The Scholastic philosophers — Aquinas foremost among them — debated the just price and the morality of usury, embedding economic reasoning within theological frameworks that modern economics would labor to escape. Ibn Khaldun, writing in the 14th century, articulated cyclical theories of economic rise and decline that anticipated much later Western formulations.
"The life of money-making is one undertaken under compulsion, and wealth is evidently not the good we are seeking; for it is merely useful and for the sake of something else."

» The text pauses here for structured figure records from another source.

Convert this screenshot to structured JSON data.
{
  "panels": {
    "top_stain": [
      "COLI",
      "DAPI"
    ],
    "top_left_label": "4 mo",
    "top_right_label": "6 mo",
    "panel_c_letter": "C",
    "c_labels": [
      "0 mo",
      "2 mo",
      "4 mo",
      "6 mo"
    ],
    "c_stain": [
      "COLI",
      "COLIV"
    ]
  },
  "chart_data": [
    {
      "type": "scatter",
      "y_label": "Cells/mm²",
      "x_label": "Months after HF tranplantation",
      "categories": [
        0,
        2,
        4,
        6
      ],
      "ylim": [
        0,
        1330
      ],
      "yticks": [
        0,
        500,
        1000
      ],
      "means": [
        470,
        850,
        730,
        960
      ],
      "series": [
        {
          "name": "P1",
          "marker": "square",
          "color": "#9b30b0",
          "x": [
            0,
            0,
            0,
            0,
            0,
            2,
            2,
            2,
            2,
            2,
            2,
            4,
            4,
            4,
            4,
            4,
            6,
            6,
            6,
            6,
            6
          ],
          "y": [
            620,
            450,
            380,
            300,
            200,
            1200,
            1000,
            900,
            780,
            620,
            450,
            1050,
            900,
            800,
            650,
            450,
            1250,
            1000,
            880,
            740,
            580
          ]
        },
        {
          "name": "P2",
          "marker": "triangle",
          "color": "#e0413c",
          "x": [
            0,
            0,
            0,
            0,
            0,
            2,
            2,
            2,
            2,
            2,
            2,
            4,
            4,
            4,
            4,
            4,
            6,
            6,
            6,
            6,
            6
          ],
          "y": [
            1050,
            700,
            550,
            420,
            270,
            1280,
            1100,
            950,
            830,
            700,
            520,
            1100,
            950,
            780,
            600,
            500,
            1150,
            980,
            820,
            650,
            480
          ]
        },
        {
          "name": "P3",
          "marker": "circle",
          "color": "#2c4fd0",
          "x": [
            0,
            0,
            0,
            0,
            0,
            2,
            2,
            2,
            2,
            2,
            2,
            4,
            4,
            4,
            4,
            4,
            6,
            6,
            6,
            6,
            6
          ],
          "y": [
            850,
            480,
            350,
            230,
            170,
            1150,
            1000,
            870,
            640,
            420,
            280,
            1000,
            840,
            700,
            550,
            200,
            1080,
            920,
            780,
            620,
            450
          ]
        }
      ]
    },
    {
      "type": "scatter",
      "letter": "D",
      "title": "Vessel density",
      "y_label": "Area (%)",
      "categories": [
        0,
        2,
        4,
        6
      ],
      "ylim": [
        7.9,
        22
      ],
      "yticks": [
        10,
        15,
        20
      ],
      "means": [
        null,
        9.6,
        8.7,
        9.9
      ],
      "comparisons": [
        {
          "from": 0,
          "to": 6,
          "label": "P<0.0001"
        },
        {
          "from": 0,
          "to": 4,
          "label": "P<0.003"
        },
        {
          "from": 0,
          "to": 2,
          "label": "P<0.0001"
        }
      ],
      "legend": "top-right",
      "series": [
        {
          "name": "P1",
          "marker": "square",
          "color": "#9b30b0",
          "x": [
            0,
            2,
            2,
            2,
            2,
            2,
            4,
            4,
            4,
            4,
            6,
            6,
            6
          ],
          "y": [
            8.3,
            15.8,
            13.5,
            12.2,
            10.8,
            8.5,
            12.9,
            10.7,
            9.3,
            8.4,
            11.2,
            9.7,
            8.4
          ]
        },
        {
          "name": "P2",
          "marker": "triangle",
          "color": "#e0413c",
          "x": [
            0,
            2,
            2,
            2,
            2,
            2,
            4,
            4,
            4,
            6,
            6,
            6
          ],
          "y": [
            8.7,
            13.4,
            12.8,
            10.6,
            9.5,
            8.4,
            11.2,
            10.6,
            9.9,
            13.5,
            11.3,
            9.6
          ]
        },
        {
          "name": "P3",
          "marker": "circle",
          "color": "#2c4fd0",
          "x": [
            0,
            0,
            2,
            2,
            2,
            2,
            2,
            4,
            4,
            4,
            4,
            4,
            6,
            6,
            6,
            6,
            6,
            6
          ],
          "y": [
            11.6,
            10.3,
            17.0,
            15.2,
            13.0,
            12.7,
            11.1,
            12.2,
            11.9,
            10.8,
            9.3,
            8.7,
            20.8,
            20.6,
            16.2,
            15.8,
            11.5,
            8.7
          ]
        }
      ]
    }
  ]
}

— Aristotle, Nicomachean Ethics, c. 340 BCE
At this depth, the boundary between economic thought and philosophy, theology, and political theory dissolves entirely. The bedrock is not economics at all — it is the question of what constitutes the good life and how communities should organize the material conditions of existence. Every stratum above is, in some sense, a partial and increasingly specialized answer to this metamorphic basement question.
Aristotle: oikonomia, c. 340 BCE
Aquinas: just price theory, 13th c.
Ibn Khaldun: Muqaddimah, 1377
Below this point: undifferentiated basement rock. The questions that precede all economics.